Douze millions d’élèves ont repris le chemin de l’école le 1er septembre. Cette rentrée fut l’occasion d’annonces de la ministre de l’Éducation nationale.
L’interdiction du téléphone portable au collège est la principale nouveauté est. Mais la ministre a aussi annoncé une nouvelle épreuve de mathématiques en première et des cours sur la sexualité.
Les annonces
L’utilisation des téléphones portables est désormais totalement interdite au collège. Les modalités seront différentes selon les établissements: interdiction de venir avec, casiers, pochettes, maintien strict dans le cartable… Toujours pour lutter contre l’abus d’écran, les outils numériques comme Pronote seront en pause le soir et le week-end. Élèves et parents devront consulter devoirs, notes et messages des professeurs avant 20h00 le soir, ou le matin à partir de 7h00.

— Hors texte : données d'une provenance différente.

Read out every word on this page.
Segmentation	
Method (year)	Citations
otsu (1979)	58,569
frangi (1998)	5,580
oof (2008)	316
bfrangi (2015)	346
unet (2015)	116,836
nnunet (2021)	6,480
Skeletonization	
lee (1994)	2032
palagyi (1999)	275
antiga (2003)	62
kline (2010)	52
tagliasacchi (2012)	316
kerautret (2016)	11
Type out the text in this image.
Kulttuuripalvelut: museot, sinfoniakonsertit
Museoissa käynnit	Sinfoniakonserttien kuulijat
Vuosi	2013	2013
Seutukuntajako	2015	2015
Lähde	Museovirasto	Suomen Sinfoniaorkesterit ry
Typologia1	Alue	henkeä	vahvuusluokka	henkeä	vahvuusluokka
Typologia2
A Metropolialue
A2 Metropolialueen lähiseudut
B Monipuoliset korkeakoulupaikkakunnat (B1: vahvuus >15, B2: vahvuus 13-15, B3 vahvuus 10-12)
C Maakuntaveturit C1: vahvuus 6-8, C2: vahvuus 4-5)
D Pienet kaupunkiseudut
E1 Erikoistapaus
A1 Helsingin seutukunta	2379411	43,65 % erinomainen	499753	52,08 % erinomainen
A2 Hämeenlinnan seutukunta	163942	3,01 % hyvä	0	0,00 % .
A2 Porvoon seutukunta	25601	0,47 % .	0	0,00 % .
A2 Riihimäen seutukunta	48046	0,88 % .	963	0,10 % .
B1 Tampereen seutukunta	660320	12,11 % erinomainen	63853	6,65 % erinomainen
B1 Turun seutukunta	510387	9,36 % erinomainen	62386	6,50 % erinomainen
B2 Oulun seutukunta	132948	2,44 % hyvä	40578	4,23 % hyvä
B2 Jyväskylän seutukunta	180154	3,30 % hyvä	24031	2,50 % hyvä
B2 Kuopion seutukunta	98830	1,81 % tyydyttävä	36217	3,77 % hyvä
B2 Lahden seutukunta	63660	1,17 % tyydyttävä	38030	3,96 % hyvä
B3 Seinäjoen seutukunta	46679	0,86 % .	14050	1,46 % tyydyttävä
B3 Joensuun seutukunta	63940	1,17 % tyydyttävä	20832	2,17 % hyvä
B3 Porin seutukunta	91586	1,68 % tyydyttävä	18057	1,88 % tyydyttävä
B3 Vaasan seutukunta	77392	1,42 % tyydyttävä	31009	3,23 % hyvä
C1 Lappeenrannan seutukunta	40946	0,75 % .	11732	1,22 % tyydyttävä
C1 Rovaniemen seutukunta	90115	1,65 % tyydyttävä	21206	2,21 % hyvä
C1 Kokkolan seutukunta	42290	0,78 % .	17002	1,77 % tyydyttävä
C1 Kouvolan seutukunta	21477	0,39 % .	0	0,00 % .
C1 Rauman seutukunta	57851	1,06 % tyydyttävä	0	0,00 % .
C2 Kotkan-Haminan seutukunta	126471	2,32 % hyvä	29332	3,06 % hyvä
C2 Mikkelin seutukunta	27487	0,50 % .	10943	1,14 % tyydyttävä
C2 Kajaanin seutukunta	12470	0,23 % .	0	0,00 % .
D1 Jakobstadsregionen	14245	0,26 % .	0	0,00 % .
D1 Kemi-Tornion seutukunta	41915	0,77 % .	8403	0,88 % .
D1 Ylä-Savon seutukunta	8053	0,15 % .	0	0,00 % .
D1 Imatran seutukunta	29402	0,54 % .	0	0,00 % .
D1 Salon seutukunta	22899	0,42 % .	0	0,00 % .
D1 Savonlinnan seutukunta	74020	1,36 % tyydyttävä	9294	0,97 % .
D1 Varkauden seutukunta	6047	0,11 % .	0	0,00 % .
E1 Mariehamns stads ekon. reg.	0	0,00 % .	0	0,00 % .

Une nouvelle épreuve de mathématiques fait son apparition en première. Elle durera 2 heures et comportera 2 parties: un QCM et 2 ou 3 exercices. La calculatrice sera interdite. En parallèle, les exigences pour le bac sont relevées.
Dorénavant, l’examen du brevet comptera pour 60 % de la note finale. Le contrôle continu sera basé sur les notes de troisième. Des formations à l’intelligence artificielle débuteront pour les écoles volontaires, avant de devenir obligatoires en 2026 en quatrième et seconde.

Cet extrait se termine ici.